Slide View : Parallel Computer Architecture and Programming : 15-418/618 Spring 2017

In-Memory Distributed Computing using Spark

Previous | Next --- Slide 39 of 43

kayvonf

Scalability! But at What COST? McSherry 2015: https://www.usenix.org/system/files/conference/hotos15/hotos15-paper-mcsherry.pdf

Abandon

Although the performance improvement that the frameworks like Spark brings out is dwarfed compared with improving storage quality, it is unfair if we don't consider the data size and cost. Here, the data size is only 5.76GB. If there is a 10TB data set? How can we fit it into RAM? Maybe you can get a machine with 10TB RAM, but I don't think it is cost efficient. So, my point is that big data processing is exactly what those frameworks are designed for.

eourcs

If I'm reading the figures correctly, single-threaded implementations loading from SSD are still faster/competitive with big-data frameworks. I think the point of the article is that it's very easy to conflate scalability with performance; we like to pretend that these frameworks are zero cost abstractions, but they are absolutely not.
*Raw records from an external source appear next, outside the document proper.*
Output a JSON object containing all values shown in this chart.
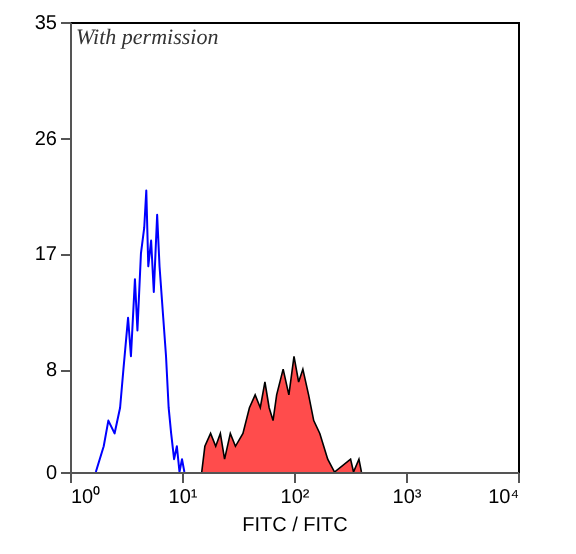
{
  "chart_data": {
    "type": "line",
    "xlabel": "FITC / FITC",
    "annotations": [
      "With permission"
    ],
    "log": "x",
    "grid": false,
    "xlim": [
      1,
      10000
    ],
    "xticks": [
      {
        "value": 1,
        "label": "10⁰"
      },
      {
        "value": 10,
        "label": "10¹"
      },
      {
        "value": 100,
        "label": "10²"
      },
      {
        "value": 1000,
        "label": "10³"
      },
      {
        "value": 10000,
        "label": "10⁴"
      }
    ],
    "ylim": [
      0,
      35
    ],
    "yticks": [
      0,
      8,
      17,
      26,
      35
    ],
    "series": [
      {
        "color": "#0000ff",
        "x": [
          1.7,
          2.0,
          2.2,
          2.5,
          2.8,
          3.0,
          3.3,
          3.5,
          3.8,
          4.0,
          4.3,
          4.6,
          4.8,
          5.0,
          5.3,
          5.6,
          6.0,
          6.3,
          6.8,
          7.2,
          7.6,
          8.0,
          8.5,
          9.0,
          9.5,
          10,
          10.5
        ],
        "values": [
          0,
          2,
          4,
          3,
          5,
          8,
          12,
          9,
          15,
          11,
          17,
          19,
          21.9,
          16,
          18,
          14,
          20,
          16,
          12,
          9,
          5,
          3,
          1,
          2,
          0,
          1,
          0
        ]
      },
      {
        "type": "area",
        "color": "#ff0000",
        "x": [
          15,
          16,
          18,
          20,
          22,
          24,
          27,
          30,
          35,
          40,
          45,
          50,
          55,
          60,
          65,
          70,
          80,
          90,
          100,
          110,
          120,
          135,
          150,
          170,
          200,
          230,
          320,
          340,
          380,
          400
        ],
        "values": [
          0,
          2,
          3,
          2,
          3,
          1,
          3,
          2,
          3,
          5,
          6,
          5,
          7,
          5,
          4,
          6,
          8,
          6,
          9,
          7,
          8,
          6,
          4,
          3,
          1,
          0,
          1,
          0,
          1,
          0
        ]
      }
    ]
  }
}
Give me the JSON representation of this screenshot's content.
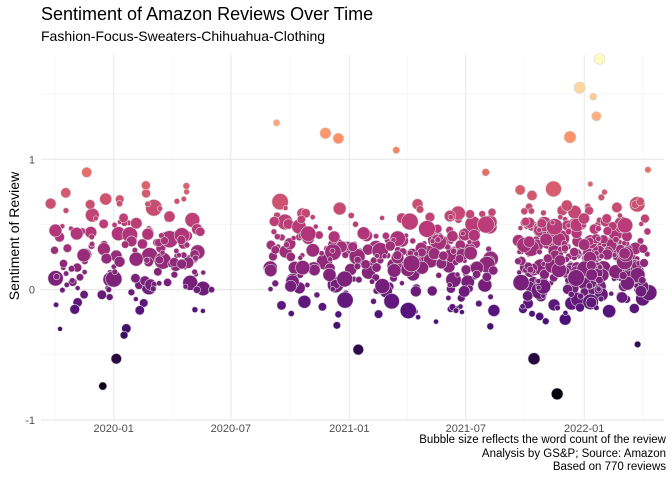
{
  "chart_data": {
    "type": "scatter",
    "title": "Sentiment of Amazon Reviews Over Time",
    "subtitle": "Fashion-Focus-Sweaters-Chihuahua-Clothing",
    "xlabel": "",
    "ylabel": "Sentiment of Review",
    "caption": [
      "Bubble size reflects the word count of the review",
      "Analysis by GS&P; Source: Amazon",
      "Based on 770 reviews"
    ],
    "x_ticks": [
      "2020-01",
      "2020-07",
      "2021-01",
      "2021-07",
      "2022-01"
    ],
    "y_ticks": [
      -1,
      0,
      1
    ],
    "xlim": [
      "2019-09-10",
      "2022-05-05"
    ],
    "ylim": [
      -1,
      1.8
    ],
    "grid": true,
    "color_scale": {
      "low": "#000004",
      "mid1": "#51127c",
      "mid2": "#b73779",
      "mid3": "#fc8961",
      "high": "#fcfdbf"
    },
    "highlight_points": [
      {
        "x": "2019-09-25",
        "y": 0.66
      },
      {
        "x": "2019-10-15",
        "y": 0.2
      },
      {
        "x": "2019-11-20",
        "y": 0.9
      },
      {
        "x": "2019-12-15",
        "y": -0.74
      },
      {
        "x": "2020-01-10",
        "y": 0.66
      },
      {
        "x": "2020-01-05",
        "y": -0.53
      },
      {
        "x": "2020-02-20",
        "y": 0.8
      },
      {
        "x": "2020-04-15",
        "y": 0.38
      },
      {
        "x": "2020-06-01",
        "y": 0.0
      },
      {
        "x": "2020-09-10",
        "y": 1.28
      },
      {
        "x": "2020-11-25",
        "y": 1.2
      },
      {
        "x": "2020-12-15",
        "y": 1.16
      },
      {
        "x": "2021-01-15",
        "y": -0.46
      },
      {
        "x": "2021-03-15",
        "y": 1.07
      },
      {
        "x": "2021-08-01",
        "y": 0.9
      },
      {
        "x": "2021-10-15",
        "y": -0.53
      },
      {
        "x": "2021-11-20",
        "y": -0.8
      },
      {
        "x": "2021-12-25",
        "y": 1.55
      },
      {
        "x": "2021-12-10",
        "y": 1.17
      },
      {
        "x": "2022-01-15",
        "y": 1.48
      },
      {
        "x": "2022-01-25",
        "y": 1.77
      },
      {
        "x": "2022-01-20",
        "y": 1.33
      },
      {
        "x": "2022-04-10",
        "y": 0.92
      },
      {
        "x": "2022-03-25",
        "y": -0.42
      }
    ]
  }
}
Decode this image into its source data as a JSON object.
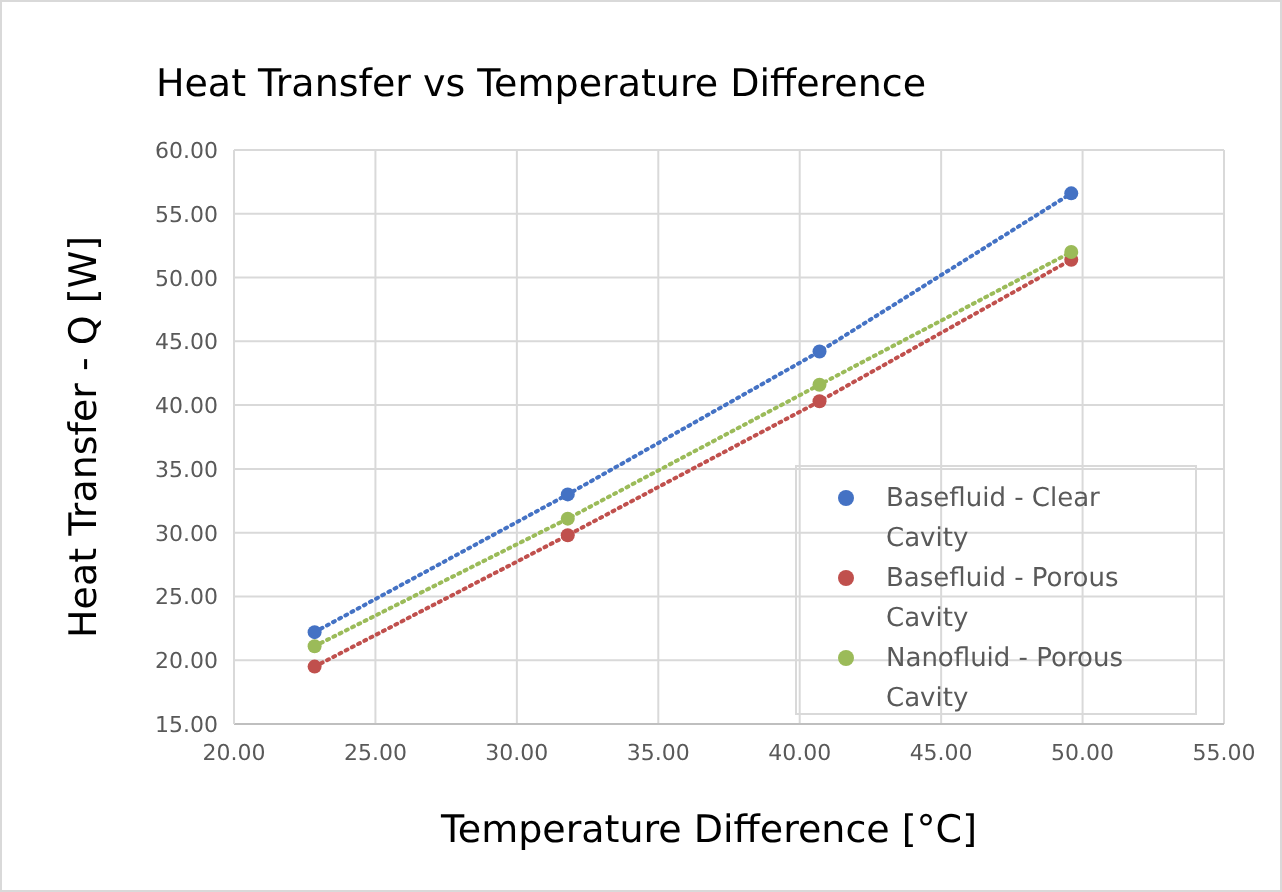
{
  "chart_data": {
    "type": "line",
    "title": "Heat Transfer vs Temperature Difference",
    "xlabel": "Temperature Difference [°C]",
    "ylabel": "Heat Transfer - Q [W]",
    "x": [
      22.85,
      31.8,
      40.7,
      49.6
    ],
    "series": [
      {
        "name": "Basefluid - Clear Cavity",
        "color": "#4472c4",
        "values": [
          22.2,
          33.0,
          44.2,
          56.6
        ]
      },
      {
        "name": "Basefluid - Porous Cavity",
        "color": "#c0504d",
        "values": [
          19.5,
          29.8,
          40.3,
          51.4
        ]
      },
      {
        "name": "Nanofluid - Porous Cavity",
        "color": "#9bbb59",
        "values": [
          21.1,
          31.1,
          41.6,
          52.0
        ]
      }
    ],
    "xlim": [
      20,
      55
    ],
    "xticks": [
      {
        "value": 20,
        "label": "20.00"
      },
      {
        "value": 25,
        "label": "25.00"
      },
      {
        "value": 30,
        "label": "30.00"
      },
      {
        "value": 35,
        "label": "35.00"
      },
      {
        "value": 40,
        "label": "40.00"
      },
      {
        "value": 45,
        "label": "45.00"
      },
      {
        "value": 50,
        "label": "50.00"
      },
      {
        "value": 55,
        "label": "55.00"
      }
    ],
    "ylim": [
      15,
      60
    ],
    "yticks": [
      {
        "value": 15,
        "label": "15.00"
      },
      {
        "value": 20,
        "label": "20.00"
      },
      {
        "value": 25,
        "label": "25.00"
      },
      {
        "value": 30,
        "label": "30.00"
      },
      {
        "value": 35,
        "label": "35.00"
      },
      {
        "value": 40,
        "label": "40.00"
      },
      {
        "value": 45,
        "label": "45.00"
      },
      {
        "value": 50,
        "label": "50.00"
      },
      {
        "value": 55,
        "label": "55.00"
      },
      {
        "value": 60,
        "label": "60.00"
      }
    ],
    "grid": true,
    "legend": "bottom right",
    "marker": "circle",
    "line_style": "dotted"
  }
}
And yes, there is some size of data where the scale of the frameworks will shine, but we should be careful to consider if we really need these frameworks. I think if the question is "how do I make this run faster," your first thought should be "write better code," not "buy a bunch of new machines and run Spark." At the end of the day, we care about scalability because of its relation with performance; if it is not achieving this goal, how can we say we've made progress?